La storica galleria milanese “Milano Art Gallery” in via G. Alessi 11, sarà la prossima sede espositiva della mostra personale “Note cromatiche” del talentuoso artista contemporaneo Antonio Balbi, che si svolgerà dal 9 al 24 Dicembre organizzata dal noto manager Salvo Nugnes agente di personalità di spicco in ambito cultural artistico. Il vernissage inaugurale si terrà Lunedì 9 Dicembre alle ore 18.00 con la presenza d’eccezione del rinomato sociologo Francesco Alberoni.

Balbi, pittore di alto livello, si considera rappresentante dell’astrattismo espressionista e concretista e concepisce l’uso del colore in funzione di un cromatismo acceso, puro, finalizzato a congiungere la sperimentazione metafisica al naturalismo delle comuni esigenze antropologiche dell’uomo e dei contesti in cui si muove. La sua formazione didattica si sviluppa nel contesto dell’Accademia Internazionale d’Arte Moderna a Roma e come allievo del maestro Rosario Bortone, che lo ha accolto nella sua bottega. Si trasferisce in Germania e ottiene significativi elogi di encomio dalla critica tedesca di settore, che ne apprezza lo stile caratterizzato dalla “poesia visiva e narrazione emotiva archetipa“. Si avvicina con passione allo studio approfondito della cromoterapia creando anche positivi sodalizi di collaborazione in materia con medici ed esperti.

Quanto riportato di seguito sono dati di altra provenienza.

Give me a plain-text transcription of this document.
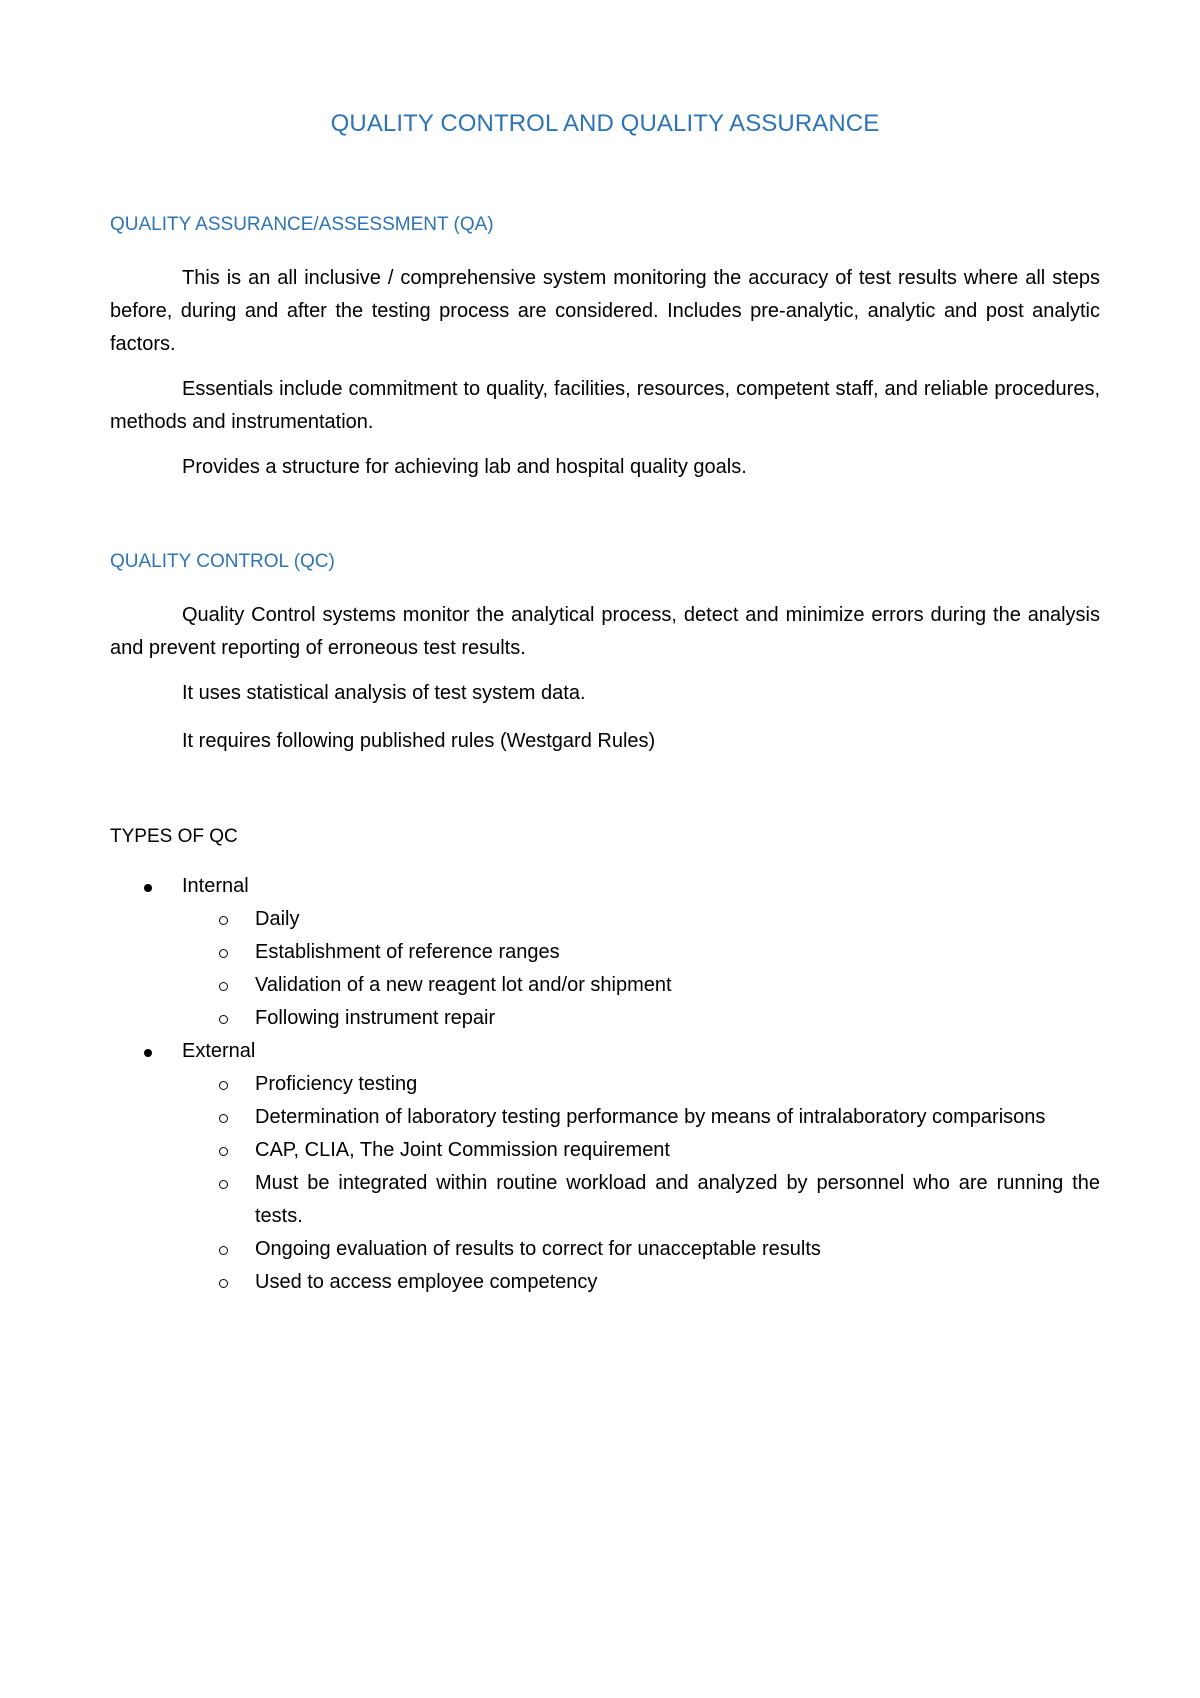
QUALITY CONTROL AND QUALITY ASSURANCE
QUALITY ASSURANCE/ASSESSMENT (QA)

This is an all inclusive / comprehensive system monitoring the accuracy of test results where all steps before, during and after the testing process are considered. Includes pre-analytic, analytic and post analytic factors.

Essentials include commitment to quality, facilities, resources, competent staff, and reliable procedures, methods and instrumentation.

Provides a structure for achieving lab and hospital quality goals.

QUALITY CONTROL (QC)

Quality Control systems monitor the analytical process, detect and minimize errors during the analysis and prevent reporting of erroneous test results.

It uses statistical analysis of test system data.

It requires following published rules (Westgard Rules)

TYPES OF QC
Internal
Daily
Establishment of reference ranges
Validation of a new reagent lot and/or shipment
Following instrument repair
External
Proficiency testing
Determination of laboratory testing performance by means of intralaboratory comparisons
CAP, CLIA, The Joint Commission requirement
Must be integrated within routine workload and analyzed by personnel who are running the tests.
Ongoing evaluation of results to correct for unacceptable results
Used to access employee competency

Balbi citando le illustri parole di Bertold Brecht sostiene, che un’opera d’arte deve sempre avere qualcosa da dire e “rendersi utile” anche come messaggio di unione cosmopolita e comunione linguistica tra i popoli. Balbi spiega “Viaggiare è innanzitutto una condizione imprescindibile dello spirito, l’uomo da sempre si sposta, è un nomade. Si viaggia per migliorare se stessi, per crescere, per sfida, per scoprirsi sempre altro da sé. L’incontro con culture, persone e popoli diversi, aldilà dei motivi contingenti per cui uno si sposta, è un po’ ricostruire quella grande anima cui tutti noi apparteniamo e di cui tutti siamo dei tasselli, delle ramificazioni. Io traduco tutte queste esperienze emotive in emozioni di colore. I miei colori strutturano una koiné, cioè una comunanza linguistica universale“.